Um modelo de carreiras? Não, obrigado

Por Carlos Sezões, Managing Partner da Darefy – Leadership & Change Builders

Comecei a trabalhar ainda em pleno século XX. Em 1998, mais concretamente. Para qualquer estudante recém-licenciado em Gestão, como eu, grandes bancos, consultoras ou auditoras eram as primeiras opções naturais de emprego. Não fui excepção. Eram (e sim, mais do que hoje) organizações estratificadas e hierarquizadas, com uma “escadaria” ascendente de títulos que espelhavam status, senioridade e poder. Acima de tudo, alinhados com os conceitos de tempo e permanência. O paradigma do emprego para toda a vida, apesar de já na altura não ser ajustado à maioria das realidades, ainda estava bem vivo do mindset de empregadores e profissionais.
O mundo mudou, como todos já constatámos. E continuará o seu ritmo transformador a uma velocidade estonteante, impulsionado pelos avanços tecnológicos, pelas tendências demográficas e pelas mudanças nas expectativas das diversas gerações. A evolução do conceito de carreira, encarado como a sequência de posições e papéis, em contexto profissional, apresentadas ao colaborador pela organização, é uma dimensão que a mudança é mais evidente.
Para começar, a questão da longevidade. Pelos números e evidências, nas mais variadas indústrias, não será expectável que um jovem profissional que entre hoje numa empresa aí esteja por mais 10 ou 15 anos. Os drivers de permanência serão diversos (desde a percepção de compensação elevada ao desenvolvimento de competências, do propósito e da experiência de projectos desafiantes ao conforto com determinada cultura) mas algo é imperativo para as organizações: pensarem em propostas de valor materializáveis em prazos de 3 a 5 anos – com vista a manter atractividade e compromisso do talento que ambicionam manter.

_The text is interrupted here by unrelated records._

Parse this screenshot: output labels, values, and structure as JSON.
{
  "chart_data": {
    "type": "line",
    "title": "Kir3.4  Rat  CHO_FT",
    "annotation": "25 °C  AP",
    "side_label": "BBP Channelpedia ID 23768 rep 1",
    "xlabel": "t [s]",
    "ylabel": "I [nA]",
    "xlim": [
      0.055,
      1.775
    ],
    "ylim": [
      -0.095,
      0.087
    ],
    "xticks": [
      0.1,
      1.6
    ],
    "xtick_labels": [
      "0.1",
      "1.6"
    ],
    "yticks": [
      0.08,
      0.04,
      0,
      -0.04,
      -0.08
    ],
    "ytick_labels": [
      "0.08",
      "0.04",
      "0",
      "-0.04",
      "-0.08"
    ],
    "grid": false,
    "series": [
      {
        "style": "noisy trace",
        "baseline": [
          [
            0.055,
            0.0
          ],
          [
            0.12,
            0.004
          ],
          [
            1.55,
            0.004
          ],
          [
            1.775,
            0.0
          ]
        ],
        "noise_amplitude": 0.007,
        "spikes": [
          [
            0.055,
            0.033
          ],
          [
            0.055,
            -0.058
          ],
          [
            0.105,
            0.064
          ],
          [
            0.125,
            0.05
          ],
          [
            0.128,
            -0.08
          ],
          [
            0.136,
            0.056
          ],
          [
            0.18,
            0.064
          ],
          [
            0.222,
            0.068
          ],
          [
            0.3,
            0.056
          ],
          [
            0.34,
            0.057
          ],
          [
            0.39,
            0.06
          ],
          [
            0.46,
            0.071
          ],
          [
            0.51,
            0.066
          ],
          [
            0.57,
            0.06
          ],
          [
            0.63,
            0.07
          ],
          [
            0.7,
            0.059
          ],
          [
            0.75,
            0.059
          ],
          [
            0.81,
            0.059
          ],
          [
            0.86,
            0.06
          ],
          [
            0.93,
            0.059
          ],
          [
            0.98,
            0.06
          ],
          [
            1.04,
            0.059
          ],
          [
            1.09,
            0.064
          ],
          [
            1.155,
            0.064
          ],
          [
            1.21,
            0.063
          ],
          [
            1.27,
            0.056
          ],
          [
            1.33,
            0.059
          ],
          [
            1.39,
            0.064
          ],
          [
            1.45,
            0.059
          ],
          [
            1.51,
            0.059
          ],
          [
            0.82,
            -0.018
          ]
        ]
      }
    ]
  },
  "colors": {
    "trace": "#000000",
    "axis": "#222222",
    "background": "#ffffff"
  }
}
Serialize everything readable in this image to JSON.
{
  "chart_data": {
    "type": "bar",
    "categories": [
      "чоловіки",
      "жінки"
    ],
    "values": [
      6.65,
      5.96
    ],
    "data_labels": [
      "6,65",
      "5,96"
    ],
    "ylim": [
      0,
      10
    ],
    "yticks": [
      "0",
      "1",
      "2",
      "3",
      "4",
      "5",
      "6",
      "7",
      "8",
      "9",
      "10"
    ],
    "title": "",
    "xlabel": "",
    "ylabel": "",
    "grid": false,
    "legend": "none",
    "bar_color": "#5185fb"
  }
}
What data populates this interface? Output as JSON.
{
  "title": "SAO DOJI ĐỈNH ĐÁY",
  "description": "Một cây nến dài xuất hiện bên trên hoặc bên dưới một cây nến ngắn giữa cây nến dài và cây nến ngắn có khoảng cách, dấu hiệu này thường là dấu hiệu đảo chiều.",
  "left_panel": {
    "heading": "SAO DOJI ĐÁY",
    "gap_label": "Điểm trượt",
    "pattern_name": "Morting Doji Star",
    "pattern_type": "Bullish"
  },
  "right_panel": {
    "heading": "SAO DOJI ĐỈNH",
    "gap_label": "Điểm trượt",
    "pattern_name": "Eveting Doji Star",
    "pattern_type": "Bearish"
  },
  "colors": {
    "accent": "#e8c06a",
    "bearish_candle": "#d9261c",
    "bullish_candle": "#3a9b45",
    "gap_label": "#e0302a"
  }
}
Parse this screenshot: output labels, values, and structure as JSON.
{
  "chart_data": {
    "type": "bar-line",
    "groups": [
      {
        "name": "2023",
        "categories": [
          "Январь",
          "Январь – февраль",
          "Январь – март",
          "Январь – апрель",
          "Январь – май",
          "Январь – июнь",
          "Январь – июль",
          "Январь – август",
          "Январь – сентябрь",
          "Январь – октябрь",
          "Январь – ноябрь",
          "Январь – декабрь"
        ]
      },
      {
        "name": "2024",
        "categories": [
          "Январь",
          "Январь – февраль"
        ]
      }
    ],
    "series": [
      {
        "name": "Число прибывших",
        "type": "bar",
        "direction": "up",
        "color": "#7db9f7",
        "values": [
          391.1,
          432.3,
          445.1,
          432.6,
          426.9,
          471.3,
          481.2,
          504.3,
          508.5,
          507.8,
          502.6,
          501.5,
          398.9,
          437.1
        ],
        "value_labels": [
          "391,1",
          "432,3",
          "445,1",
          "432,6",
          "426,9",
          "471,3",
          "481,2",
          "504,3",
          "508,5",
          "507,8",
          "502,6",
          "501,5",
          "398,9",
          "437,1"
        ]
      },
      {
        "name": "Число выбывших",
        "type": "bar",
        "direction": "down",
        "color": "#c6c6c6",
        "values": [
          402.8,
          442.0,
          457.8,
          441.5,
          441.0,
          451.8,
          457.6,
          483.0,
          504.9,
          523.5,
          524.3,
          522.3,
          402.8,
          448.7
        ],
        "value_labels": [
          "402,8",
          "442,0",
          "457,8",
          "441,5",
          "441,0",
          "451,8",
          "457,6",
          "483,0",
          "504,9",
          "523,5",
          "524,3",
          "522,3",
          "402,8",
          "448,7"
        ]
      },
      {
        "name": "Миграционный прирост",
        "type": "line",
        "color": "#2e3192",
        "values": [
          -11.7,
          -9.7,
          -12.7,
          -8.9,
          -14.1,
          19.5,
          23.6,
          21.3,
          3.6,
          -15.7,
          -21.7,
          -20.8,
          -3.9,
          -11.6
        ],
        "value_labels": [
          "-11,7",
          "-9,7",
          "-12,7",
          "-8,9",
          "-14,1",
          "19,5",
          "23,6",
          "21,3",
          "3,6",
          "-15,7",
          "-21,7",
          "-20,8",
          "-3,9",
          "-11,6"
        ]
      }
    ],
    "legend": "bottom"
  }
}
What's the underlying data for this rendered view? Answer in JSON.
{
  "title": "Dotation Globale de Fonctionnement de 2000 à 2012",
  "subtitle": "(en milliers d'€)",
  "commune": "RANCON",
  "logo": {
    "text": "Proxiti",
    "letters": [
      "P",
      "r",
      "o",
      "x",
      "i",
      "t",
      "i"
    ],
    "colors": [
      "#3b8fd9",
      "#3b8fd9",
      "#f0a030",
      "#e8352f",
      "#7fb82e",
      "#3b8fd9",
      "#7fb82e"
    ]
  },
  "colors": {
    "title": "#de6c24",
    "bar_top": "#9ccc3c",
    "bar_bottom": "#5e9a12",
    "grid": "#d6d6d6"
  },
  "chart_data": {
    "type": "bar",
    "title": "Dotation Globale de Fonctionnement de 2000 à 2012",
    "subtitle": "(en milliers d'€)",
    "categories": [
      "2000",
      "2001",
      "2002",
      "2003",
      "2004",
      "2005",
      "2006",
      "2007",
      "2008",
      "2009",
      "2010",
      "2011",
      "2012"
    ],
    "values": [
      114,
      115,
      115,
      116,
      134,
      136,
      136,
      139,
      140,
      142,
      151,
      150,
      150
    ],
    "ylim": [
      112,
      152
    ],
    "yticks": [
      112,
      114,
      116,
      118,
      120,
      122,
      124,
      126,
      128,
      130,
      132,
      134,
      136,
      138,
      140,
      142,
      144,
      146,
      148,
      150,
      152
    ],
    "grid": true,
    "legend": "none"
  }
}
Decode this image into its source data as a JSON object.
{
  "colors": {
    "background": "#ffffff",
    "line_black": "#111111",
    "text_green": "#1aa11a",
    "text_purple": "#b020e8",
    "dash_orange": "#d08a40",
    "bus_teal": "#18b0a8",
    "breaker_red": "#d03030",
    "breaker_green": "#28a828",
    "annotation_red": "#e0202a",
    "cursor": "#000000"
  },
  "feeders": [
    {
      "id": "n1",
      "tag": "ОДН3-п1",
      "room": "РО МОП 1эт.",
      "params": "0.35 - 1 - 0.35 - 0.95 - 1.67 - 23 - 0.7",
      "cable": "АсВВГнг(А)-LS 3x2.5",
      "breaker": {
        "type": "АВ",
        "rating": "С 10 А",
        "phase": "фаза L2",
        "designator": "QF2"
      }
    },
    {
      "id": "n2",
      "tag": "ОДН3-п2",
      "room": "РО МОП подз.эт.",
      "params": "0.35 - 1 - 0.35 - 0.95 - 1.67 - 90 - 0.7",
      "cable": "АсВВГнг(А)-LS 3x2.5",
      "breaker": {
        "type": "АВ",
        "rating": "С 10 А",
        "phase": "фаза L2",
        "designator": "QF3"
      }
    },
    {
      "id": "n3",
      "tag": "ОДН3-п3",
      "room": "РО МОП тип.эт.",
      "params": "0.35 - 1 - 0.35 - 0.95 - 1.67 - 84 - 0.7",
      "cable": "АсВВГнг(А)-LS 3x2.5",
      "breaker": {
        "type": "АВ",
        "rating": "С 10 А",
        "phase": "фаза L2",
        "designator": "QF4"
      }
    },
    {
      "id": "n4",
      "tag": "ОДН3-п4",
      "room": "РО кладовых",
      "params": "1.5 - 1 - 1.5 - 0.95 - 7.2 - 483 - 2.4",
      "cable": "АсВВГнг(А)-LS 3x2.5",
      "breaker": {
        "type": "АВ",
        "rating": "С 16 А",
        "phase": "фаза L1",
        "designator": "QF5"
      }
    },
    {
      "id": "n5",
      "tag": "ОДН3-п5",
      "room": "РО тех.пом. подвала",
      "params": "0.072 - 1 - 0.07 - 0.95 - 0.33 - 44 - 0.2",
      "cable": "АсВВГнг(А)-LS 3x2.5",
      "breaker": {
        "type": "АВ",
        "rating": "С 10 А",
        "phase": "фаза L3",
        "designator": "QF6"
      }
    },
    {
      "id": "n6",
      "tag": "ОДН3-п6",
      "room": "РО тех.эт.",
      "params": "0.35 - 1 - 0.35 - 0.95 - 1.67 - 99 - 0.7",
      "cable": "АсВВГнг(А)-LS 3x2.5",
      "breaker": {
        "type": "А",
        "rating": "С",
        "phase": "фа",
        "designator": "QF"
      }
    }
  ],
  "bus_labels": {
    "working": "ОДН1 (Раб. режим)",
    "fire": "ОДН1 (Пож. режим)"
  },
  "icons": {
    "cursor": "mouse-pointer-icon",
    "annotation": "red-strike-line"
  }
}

Em segundo lugar, a mudança nos modelos de negócio, processos e tecnologias que tornará as funções/ áreas funcionais cada vez mais voláteis e mutáveis. O paradigma do job-role rígido, com uma descrição objectiva de actividades e tarefas, dará lugar a uma gestão de skillsets – portfolios combinados de conhecimentos e competências, a mobilizar em contextos e desafios diversos – até numa óptica transdepartamental. De referir ainda, neste âmbito, que as empresas estão com as suas estruturas cada vez mais horizontalizadas, com menos oportunidades internas de evolução vertical e “promoções”, no sentido clássico do termo.
Em terceiro lugar, como resultado lógico do enunciado acima, o paradigma já aceite por (quase) todos da aprendizagem contínua e as qualificações que promovam a empregabilidade. A necessária aquisição de novas competências e conhecimentos vai colocar a tónica (organizacional) nas oportunidades de aprendizagem acessíveis e flexíveis.
Por último, a vontade de uma crescente proporção dos profissionais activos alternar entre fórmulas de emprego tradicional (full-time) para modelos de trabalho parcial ou flexível – que já começam a ser acomodados pela legislação laboral, em muitas geografias, e por programas de gestão de talento de diversas empresas multinacionais. As experiências a que vamos assistindo na gig economy – com oportunidades de trabalho freelance e por projectos é uma realidade cada vez mais presente, em intensidade e proporção da força de trabalho.
Como tal, construir modelos de carreiras tradicionais em 2023, em silos funcionais, com elevado tempo médio de “espera” em cada degrau, é um exercício tão irrealista como inócuo.
O que podem então fazer as organizações? Desistir de olhar para o futuro não é, claro, opção. Devem actuar a dois níveis. Numa óptica de gestão estratégica e prospectiva do seu talento, devem efectuar um mapeamento de competências (actual vs forecast) da organização – avaliando níveis de autossuficiência e lacunas a preencher. Definir os skillsets do futuro e os modelos/ plataformas de aprendizagem para o seu desenvolvimento. Já na óptica de incrementar o compromisso dos seus colaboradores, definir talent journeys, roteiros que incorporem princípios de mobilidade, agilidade, meritocracia e a autonomia possível. Aqui, o conceito de job-crafting (redesign de funções e respectivas tarefas, por parte dos indivíduos, com vista a um melhor aproveitamento de competências e maior impacto organizacional) é algo que deve ser equacionado, com foco e alinhamento, pelas empresas.
Em suma, as organizações que se quiserem afirmar como locais de excelência para trabalhar terão de se assumir com um mix de atractivos de propósito, desenvolvimento profissional, flexibilidade e compensação, muito para além da promessa (vã) de posições, categorias e status.